Cher.e.x.s lecteur.trice.x.s,
Qui est responsable de la mise en œuvre des droits humains ? Cette question s’est posée avec une acuité particulière ces derniers temps, car à l’origine, les droits humains ont été conçus comme des instruments centrés sur l’Etat, limités à un territoire précis et au temps présent. Pensés de la sorte, les droits humains offrent une protection toujours moins fiable dans un monde où l’action des Etats, des entreprises et des individus peut avoir des conséquences dans le monde entier, et sur plusieurs générations.
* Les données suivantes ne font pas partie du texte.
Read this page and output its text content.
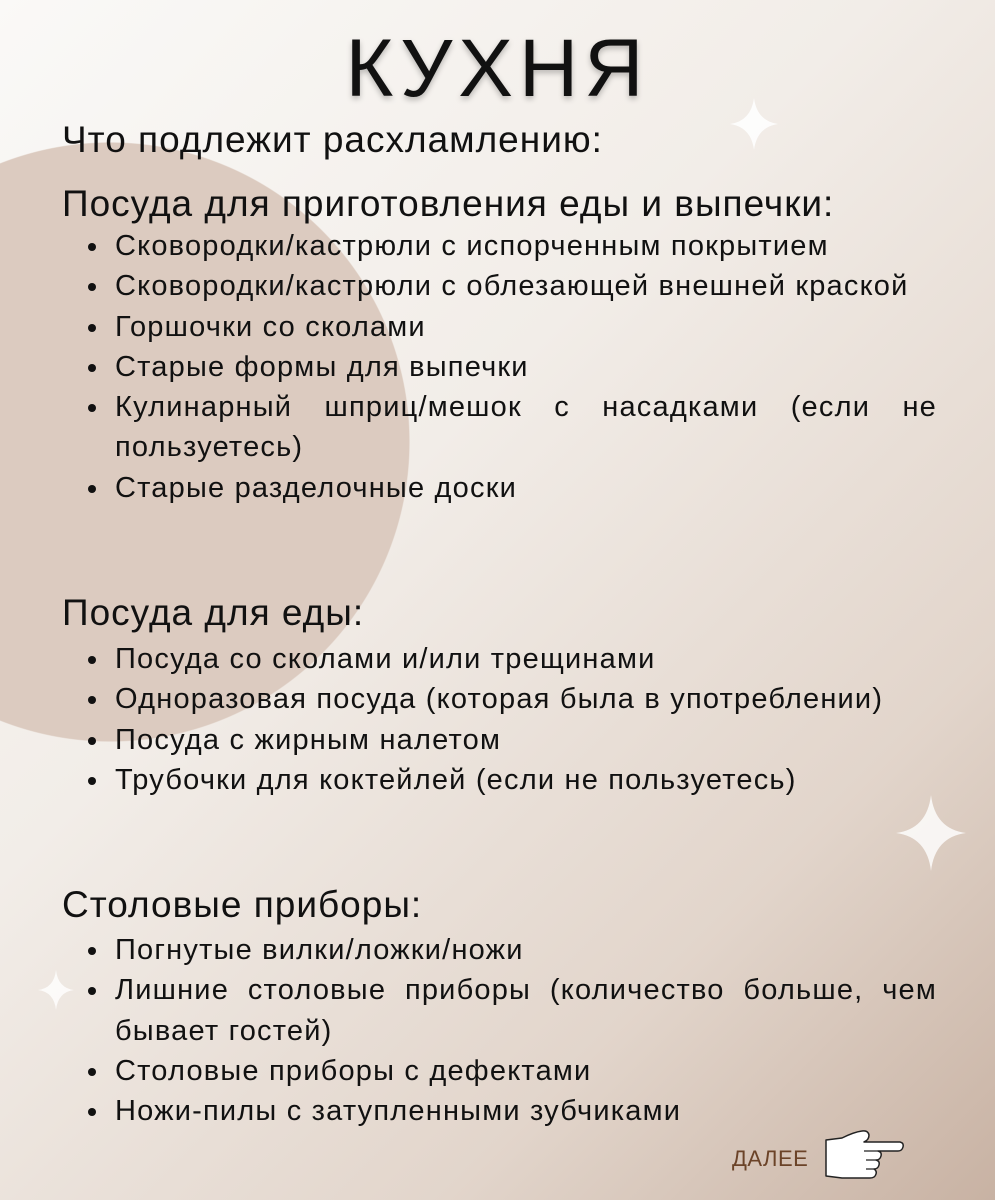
КУХНЯ
Что подлежит расхламлению:
Посуда для приготовления еды и выпечки:
Сковородки/кастрюли с испорченным покрытием
Сковородки/кастрюли с облезающей внешней краской
Горшочки со сколами
Старые формы для выпечки
Кулинарный шприц/мешок с насадками (если не пользуетесь)
Старые разделочные доски
Посуда для еды:
Посуда со сколами и/или трещинами
Одноразовая посуда (которая была в употреблении)
Посуда с жирным налетом
Трубочки для коктейлей (если не пользуетесь)
Столовые приборы:
Погнутые вилки/ложки/ножи
Лишние столовые приборы (количество больше, чем бывает гостей)
Столовые приборы с дефектами
Ножи-пилы с затупленными зубчиками
ДАЛЕЕ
L’ISDH a par conséquent fait de l’externalisation de la responsabilité en matière de droits humains l’un de ses axes de travail.
L’ISDH publiera fin 2026 sa première étude fondamentale sur le sujet de l'externalisation. Elle a déjà réalisé une analyse thématique sur l’externalisation de la responsabilité en matière de droits humains dans le contexte du changement climatique – et y a consacré sa Conférence annuelle il y a trois semaines.
L’une des nombreuses questions soulevées lors de cette conférence a été de savoir d’où pour-rait surgir une force politique susceptible d’exiger que les entreprises mondiales ou les technologies toutes-puissantes assument leur responsabilité en matière de droits humains ?
N’ayant – pour le moment – pas trouvé de réponse à cette question, il ne nous reste qu’à fournir notre modeste contribution, en outillant encore mieux notre institution pour qu’elle endosse sa propre responsabilité envers les droits humains. C'est ce que nous avons fait lors de notre Conférence annuelle, en nommant au sein du Comité de l’ISDH un physicien, économiste de la santé, spécialiste et militant de l’accessibilité, en la personne du lausannois Sébastien Kessler. Nous souhaitons la bienvenue à Sébastien et beaucoup de plaisir dans sa nouvelle fonction !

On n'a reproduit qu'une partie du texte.